Throughout her life, Carolyn has been a prolific prize winner, including eight first prizes at the Toledo Federation of Art Societies from 1942 to 1968, the earliest being at the age of fifteen. In 1951, she received a purchase award from the Butler Institute of American Art, Youngstown, Ohio, and between 1955 and 1967 seven purchase awards from Evansville, Museum of Art and Science in Indiana .

Beyond Plochmann’s artistic achievements, she was a compassionate soul, known for her efforts to end animal vivisection, and support various causes. Her kindness and generosity left an impact that extended far beyond these charities. She donated 70 paintings and drawings to the Illinois State Museum in Springfield, which arranged two separate one-man shows to be held at Rend Lake, Springfield, Chicago and Lockport in Illinois.

Organized religion meant for her the way she could organize her teeming thoughts about God and man and their intricate relations. She looked upon the power to create-art, music, science, and thoughts about the realities of life as the most evident and welcome of the gifts from on high. She and her family, and her husband and his family, were Lutheran.

She was a churchgoer in her youth, though after coming to Carbondale she preferred reading scriptures of many kinds and books on the philosophy of religion, hat one way or another found a place in her work, though she almost never painted popular religious symbols. Relation to the divine was to be felt, not seen, though her art was visual..

Her departure leaves a profound void in the hearts of all who knew her. She is survived by Evan Kimball Plochmann and Elissia Kimball, who will cherish her memory and continue to celebrate her extraordinary life. They are the children of her only beloved daughter, Sarah Kimball, whom she lost in 2017 to cancer. Her dearest friend, Sherri Young committed 15 years of her life to assist George and Carolyn with their ailments and eventually their decline.
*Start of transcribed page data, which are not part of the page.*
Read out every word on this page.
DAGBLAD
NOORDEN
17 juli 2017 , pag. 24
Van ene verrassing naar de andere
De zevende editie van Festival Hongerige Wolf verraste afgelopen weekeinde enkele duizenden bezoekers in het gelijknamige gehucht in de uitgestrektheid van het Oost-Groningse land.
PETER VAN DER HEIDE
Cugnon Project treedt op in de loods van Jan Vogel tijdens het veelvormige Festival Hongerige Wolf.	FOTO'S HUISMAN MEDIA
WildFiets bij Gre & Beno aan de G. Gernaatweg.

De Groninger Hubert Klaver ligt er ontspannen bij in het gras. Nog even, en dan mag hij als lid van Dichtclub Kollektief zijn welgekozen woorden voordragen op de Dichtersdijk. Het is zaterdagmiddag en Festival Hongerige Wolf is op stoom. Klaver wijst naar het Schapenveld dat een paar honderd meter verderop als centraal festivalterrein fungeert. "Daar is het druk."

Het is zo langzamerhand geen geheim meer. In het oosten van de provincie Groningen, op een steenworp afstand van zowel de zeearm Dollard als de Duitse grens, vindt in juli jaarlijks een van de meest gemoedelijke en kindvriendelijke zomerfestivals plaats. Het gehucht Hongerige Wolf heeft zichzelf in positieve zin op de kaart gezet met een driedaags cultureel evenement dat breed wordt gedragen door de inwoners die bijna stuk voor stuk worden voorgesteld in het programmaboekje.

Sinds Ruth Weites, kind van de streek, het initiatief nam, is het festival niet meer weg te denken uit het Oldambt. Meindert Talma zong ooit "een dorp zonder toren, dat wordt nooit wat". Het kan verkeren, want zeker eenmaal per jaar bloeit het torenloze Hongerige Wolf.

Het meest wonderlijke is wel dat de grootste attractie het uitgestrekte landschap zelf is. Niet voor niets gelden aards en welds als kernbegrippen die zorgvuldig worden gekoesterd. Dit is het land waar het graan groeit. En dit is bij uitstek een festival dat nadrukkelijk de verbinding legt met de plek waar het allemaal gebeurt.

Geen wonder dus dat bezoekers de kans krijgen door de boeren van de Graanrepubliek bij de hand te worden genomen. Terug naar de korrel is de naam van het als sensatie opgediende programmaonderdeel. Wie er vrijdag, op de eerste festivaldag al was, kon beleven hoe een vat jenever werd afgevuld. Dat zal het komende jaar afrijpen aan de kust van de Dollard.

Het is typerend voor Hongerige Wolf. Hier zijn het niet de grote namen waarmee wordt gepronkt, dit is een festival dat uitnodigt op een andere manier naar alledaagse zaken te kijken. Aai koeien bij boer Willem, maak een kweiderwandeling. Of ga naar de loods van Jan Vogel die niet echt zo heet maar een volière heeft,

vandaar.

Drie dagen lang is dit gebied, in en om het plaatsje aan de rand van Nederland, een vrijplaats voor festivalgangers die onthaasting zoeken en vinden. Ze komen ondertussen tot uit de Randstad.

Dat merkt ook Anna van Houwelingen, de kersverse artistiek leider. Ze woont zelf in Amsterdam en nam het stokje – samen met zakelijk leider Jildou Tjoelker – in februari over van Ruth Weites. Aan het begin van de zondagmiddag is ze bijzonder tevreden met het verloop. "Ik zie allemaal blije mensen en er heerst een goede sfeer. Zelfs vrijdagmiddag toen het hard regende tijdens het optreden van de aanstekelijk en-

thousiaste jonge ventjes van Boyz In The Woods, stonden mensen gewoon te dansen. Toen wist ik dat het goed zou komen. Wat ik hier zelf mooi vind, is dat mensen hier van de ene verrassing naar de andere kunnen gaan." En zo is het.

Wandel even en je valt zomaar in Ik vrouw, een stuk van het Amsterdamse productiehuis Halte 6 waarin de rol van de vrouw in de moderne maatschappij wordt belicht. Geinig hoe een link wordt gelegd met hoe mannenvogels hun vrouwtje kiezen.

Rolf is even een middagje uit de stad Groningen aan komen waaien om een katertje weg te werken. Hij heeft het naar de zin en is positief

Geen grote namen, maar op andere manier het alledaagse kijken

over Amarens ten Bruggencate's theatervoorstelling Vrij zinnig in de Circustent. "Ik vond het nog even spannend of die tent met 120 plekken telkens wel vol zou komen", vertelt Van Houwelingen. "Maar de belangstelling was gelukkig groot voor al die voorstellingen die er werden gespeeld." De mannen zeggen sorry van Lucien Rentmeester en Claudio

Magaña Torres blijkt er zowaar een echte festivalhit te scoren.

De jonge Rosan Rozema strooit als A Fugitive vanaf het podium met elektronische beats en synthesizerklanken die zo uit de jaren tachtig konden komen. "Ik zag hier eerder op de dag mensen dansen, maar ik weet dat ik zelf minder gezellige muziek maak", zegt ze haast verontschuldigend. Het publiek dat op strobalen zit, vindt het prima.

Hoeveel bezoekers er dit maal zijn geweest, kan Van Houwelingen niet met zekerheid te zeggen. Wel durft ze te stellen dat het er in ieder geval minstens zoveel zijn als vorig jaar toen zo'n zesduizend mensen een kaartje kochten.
Carolyn spent the last week of her life in the company of this amazing person, who is considered part of the Plochmann family. The funeral will be with her husband’s family in North Adams, NY.

As we bid farewell, let us remember her not with sorrow but with gratitude for the wonder she brought into our lives.

Rest in peace, dear Carolyn. You will forever be with us.

Walker Funeral Home entrusted with arrangements.